Tant pour une question d’écologie que de pure rationalité économique, tous considèrent qu’il est vital d’améliorer la desserte ferroviaire des villes moyennes. Est-il acceptable au XXIe siècle que le train reliant Saint-Malo à Rennes parcourt ce trajet de 70 km en 50 minutes à la vitesse moyenne de 85 km/h ? Comparé au TGV, ce chantier n’est pas pharaonique. L’aménagement des lignes courtes existantes serait rapide et économique, ainsi que l’esquisse l’arrivée des premières rames hybrides électrique-hydrogène. De même, préconisent-ils un gros coup de pouce au déploiement des réseaux de bornes de recharge électrique et hydrogène pour que les habitants des territoires ne soient pas les derniers équipés en véhicules propres. Idem pour les réseaux de communication numériques. L’Etat a confié la mission aux opérateurs privés d’équiper 90 % du pays d’ici 2025 avec la « 5G », plus performante et dix fois moins consommatrice d’énergie que la « 4G ». Ce n’est pas un hasard si l’Allemagne consacre 5 milliards d’euros de son plan de relance à couvrir les zones excentrées. La « 5G » est un puissant levier pour susciter de nouvelles offres de services (usines robotisées, objets connectés, etc.), redéployer des activités et constituer des grappes d’entreprises, bénéficier de services publics de qualité (téléadministration, télémédecine, formation à distance).
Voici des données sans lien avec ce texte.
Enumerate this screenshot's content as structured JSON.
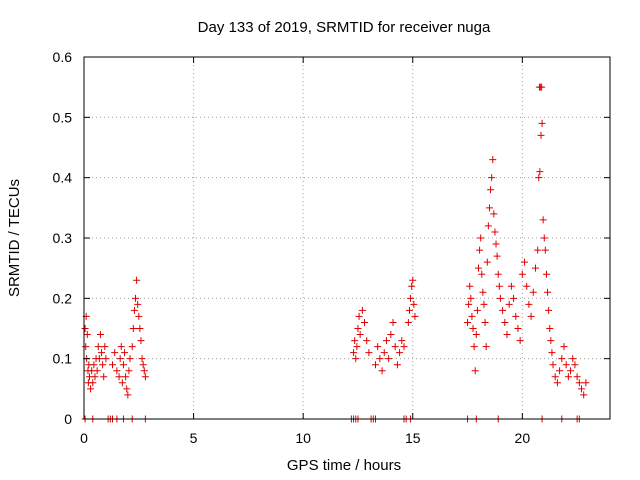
{
  "chart_data": {
    "type": "scatter",
    "title": "Day 133 of 2019, SRMTID for receiver nuga",
    "xlabel": "GPS time / hours",
    "ylabel": "SRMTID / TECUs",
    "xlim": [
      0,
      24
    ],
    "ylim": [
      0,
      0.6
    ],
    "xticks": [
      0,
      5,
      10,
      15,
      20
    ],
    "xtick_labels": [
      "0",
      "5",
      "10",
      "15",
      "20"
    ],
    "yticks": [
      0,
      0.1,
      0.2,
      0.3,
      0.4,
      0.5,
      0.6
    ],
    "ytick_labels": [
      "0",
      "0.1",
      "0.2",
      "0.3",
      "0.4",
      "0.5",
      "0.6"
    ],
    "grid": true,
    "marker": "+",
    "color": "#e00000",
    "series": [
      {
        "name": "SRMTID",
        "points": [
          [
            0.05,
            0.15
          ],
          [
            0.08,
            0.12
          ],
          [
            0.1,
            0.17
          ],
          [
            0.12,
            0.1
          ],
          [
            0.15,
            0.14
          ],
          [
            0.18,
            0.08
          ],
          [
            0.2,
            0.06
          ],
          [
            0.22,
            0.09
          ],
          [
            0.25,
            0.07
          ],
          [
            0.3,
            0.05
          ],
          [
            0.35,
            0.08
          ],
          [
            0.4,
            0.06
          ],
          [
            0.45,
            0.09
          ],
          [
            0.5,
            0.07
          ],
          [
            0.55,
            0.1
          ],
          [
            0.6,
            0.08
          ],
          [
            0.65,
            0.12
          ],
          [
            0.7,
            0.1
          ],
          [
            0.75,
            0.14
          ],
          [
            0.8,
            0.11
          ],
          [
            0.85,
            0.09
          ],
          [
            0.9,
            0.07
          ],
          [
            0.95,
            0.12
          ],
          [
            1.0,
            0.1
          ],
          [
            1.3,
            0.09
          ],
          [
            1.4,
            0.11
          ],
          [
            1.5,
            0.08
          ],
          [
            1.6,
            0.07
          ],
          [
            1.65,
            0.1
          ],
          [
            1.7,
            0.12
          ],
          [
            1.75,
            0.06
          ],
          [
            1.8,
            0.09
          ],
          [
            1.85,
            0.11
          ],
          [
            1.9,
            0.07
          ],
          [
            1.95,
            0.05
          ],
          [
            2.0,
            0.04
          ],
          [
            2.05,
            0.08
          ],
          [
            2.1,
            0.1
          ],
          [
            2.2,
            0.12
          ],
          [
            2.25,
            0.15
          ],
          [
            2.3,
            0.18
          ],
          [
            2.35,
            0.2
          ],
          [
            2.4,
            0.23
          ],
          [
            2.45,
            0.19
          ],
          [
            2.5,
            0.17
          ],
          [
            2.55,
            0.15
          ],
          [
            2.6,
            0.13
          ],
          [
            2.65,
            0.1
          ],
          [
            2.7,
            0.09
          ],
          [
            2.75,
            0.08
          ],
          [
            2.8,
            0.07
          ],
          [
            12.3,
            0.11
          ],
          [
            12.35,
            0.13
          ],
          [
            12.4,
            0.1
          ],
          [
            12.45,
            0.12
          ],
          [
            12.5,
            0.15
          ],
          [
            12.55,
            0.17
          ],
          [
            12.6,
            0.14
          ],
          [
            12.7,
            0.18
          ],
          [
            12.8,
            0.16
          ],
          [
            12.9,
            0.13
          ],
          [
            13.0,
            0.11
          ],
          [
            13.3,
            0.09
          ],
          [
            13.4,
            0.12
          ],
          [
            13.5,
            0.1
          ],
          [
            13.6,
            0.08
          ],
          [
            13.7,
            0.11
          ],
          [
            13.8,
            0.13
          ],
          [
            13.9,
            0.1
          ],
          [
            14.0,
            0.14
          ],
          [
            14.1,
            0.16
          ],
          [
            14.2,
            0.12
          ],
          [
            14.3,
            0.09
          ],
          [
            14.4,
            0.11
          ],
          [
            14.5,
            0.13
          ],
          [
            14.6,
            0.12
          ],
          [
            14.8,
            0.16
          ],
          [
            14.85,
            0.18
          ],
          [
            14.9,
            0.2
          ],
          [
            14.95,
            0.22
          ],
          [
            15.0,
            0.23
          ],
          [
            15.05,
            0.19
          ],
          [
            15.1,
            0.17
          ],
          [
            17.5,
            0.16
          ],
          [
            17.55,
            0.19
          ],
          [
            17.6,
            0.22
          ],
          [
            17.65,
            0.2
          ],
          [
            17.7,
            0.17
          ],
          [
            17.75,
            0.15
          ],
          [
            17.8,
            0.12
          ],
          [
            17.85,
            0.08
          ],
          [
            17.9,
            0.14
          ],
          [
            17.95,
            0.18
          ],
          [
            18.0,
            0.25
          ],
          [
            18.05,
            0.28
          ],
          [
            18.1,
            0.3
          ],
          [
            18.15,
            0.24
          ],
          [
            18.2,
            0.21
          ],
          [
            18.25,
            0.19
          ],
          [
            18.3,
            0.16
          ],
          [
            18.35,
            0.12
          ],
          [
            18.4,
            0.26
          ],
          [
            18.45,
            0.32
          ],
          [
            18.5,
            0.35
          ],
          [
            18.55,
            0.38
          ],
          [
            18.6,
            0.4
          ],
          [
            18.65,
            0.43
          ],
          [
            18.7,
            0.34
          ],
          [
            18.75,
            0.31
          ],
          [
            18.8,
            0.29
          ],
          [
            18.85,
            0.27
          ],
          [
            18.9,
            0.24
          ],
          [
            18.95,
            0.22
          ],
          [
            19.0,
            0.2
          ],
          [
            19.1,
            0.18
          ],
          [
            19.2,
            0.16
          ],
          [
            19.3,
            0.14
          ],
          [
            19.4,
            0.19
          ],
          [
            19.5,
            0.22
          ],
          [
            19.6,
            0.2
          ],
          [
            19.7,
            0.17
          ],
          [
            19.8,
            0.15
          ],
          [
            19.9,
            0.13
          ],
          [
            20.0,
            0.24
          ],
          [
            20.1,
            0.26
          ],
          [
            20.2,
            0.22
          ],
          [
            20.3,
            0.19
          ],
          [
            20.4,
            0.17
          ],
          [
            20.5,
            0.21
          ],
          [
            20.6,
            0.25
          ],
          [
            20.7,
            0.28
          ],
          [
            20.75,
            0.4
          ],
          [
            20.8,
            0.41
          ],
          [
            20.85,
            0.47
          ],
          [
            20.9,
            0.49
          ],
          [
            20.78,
            0.55
          ],
          [
            20.82,
            0.55
          ],
          [
            20.88,
            0.55
          ],
          [
            20.95,
            0.33
          ],
          [
            21.0,
            0.3
          ],
          [
            21.05,
            0.28
          ],
          [
            21.1,
            0.24
          ],
          [
            21.15,
            0.21
          ],
          [
            21.2,
            0.18
          ],
          [
            21.25,
            0.15
          ],
          [
            21.3,
            0.13
          ],
          [
            21.35,
            0.11
          ],
          [
            21.4,
            0.09
          ],
          [
            21.5,
            0.07
          ],
          [
            21.6,
            0.06
          ],
          [
            21.7,
            0.08
          ],
          [
            21.8,
            0.1
          ],
          [
            21.9,
            0.12
          ],
          [
            22.0,
            0.09
          ],
          [
            22.1,
            0.07
          ],
          [
            22.2,
            0.08
          ],
          [
            22.3,
            0.1
          ],
          [
            22.4,
            0.09
          ],
          [
            22.5,
            0.07
          ],
          [
            22.6,
            0.06
          ],
          [
            22.7,
            0.05
          ],
          [
            22.8,
            0.04
          ],
          [
            22.9,
            0.06
          ],
          [
            0.05,
            0.0
          ],
          [
            0.4,
            0.0
          ],
          [
            1.1,
            0.0
          ],
          [
            1.2,
            0.0
          ],
          [
            1.3,
            0.0
          ],
          [
            1.5,
            0.0
          ],
          [
            1.8,
            0.0
          ],
          [
            2.2,
            0.0
          ],
          [
            2.8,
            0.0
          ],
          [
            12.2,
            0.0
          ],
          [
            12.3,
            0.0
          ],
          [
            12.4,
            0.0
          ],
          [
            12.5,
            0.0
          ],
          [
            13.1,
            0.0
          ],
          [
            13.2,
            0.0
          ],
          [
            13.3,
            0.0
          ],
          [
            14.6,
            0.0
          ],
          [
            14.7,
            0.0
          ],
          [
            14.9,
            0.0
          ],
          [
            17.5,
            0.0
          ],
          [
            17.9,
            0.0
          ],
          [
            18.9,
            0.0
          ],
          [
            20.9,
            0.0
          ],
          [
            21.8,
            0.0
          ],
          [
            22.5,
            0.0
          ],
          [
            22.6,
            0.0
          ]
        ]
      }
    ]
  }
}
Etoffer. Le consensus existe, enfin, sur la nécessité d’étoffer la carte des établissements de formation supérieure et professionnelle afin de stopper la fuite des étudiants vers les métropoles et susciter l’émergence d’écosystèmes locaux de recherche et d’innovation. Personne ne souhaite vraiment relocaliser des universités dans des petites villes. Il s’agit plutôt d’engendrer au niveau local une offre complémentaire panachant les formations généralistes et spécialisées, en s’inspirant d’exemples probants. Réputée, l’École supérieure des technologies industrielles avancées (Estia), à Bidart, au Pays basque, alimente en ingénieurs une centaine d’entreprises du cru, dont la filière aéronautique. De son côté, l’université de Valenciennes a pris très tôt le virage de la robotique pour répondre à la problématique des industriels du Nord. Une autre solution consisterait à optimiser la fiscalité des nombreuses PME et quelques milliers d’ETI, en commençant par la suppression de la cotisation sur la valeur ajoutée des entreprises (CVAE), cet impôt prélevé sur les investissements de production, que la France est l’un des derniers pays à conserver, qui plombe la compétitivité des industriels à l’étranger et freine les relocalisations. En allégeant aussi la fiscalité sur les dividendes, ce qui faciliterait la reprise d’entreprises. En France, le taux des transmissions intra-familiales des ETI plafonne par exemple à 17 %. Il s’envole à 56 % en Allemagne et à 69 % en Italie.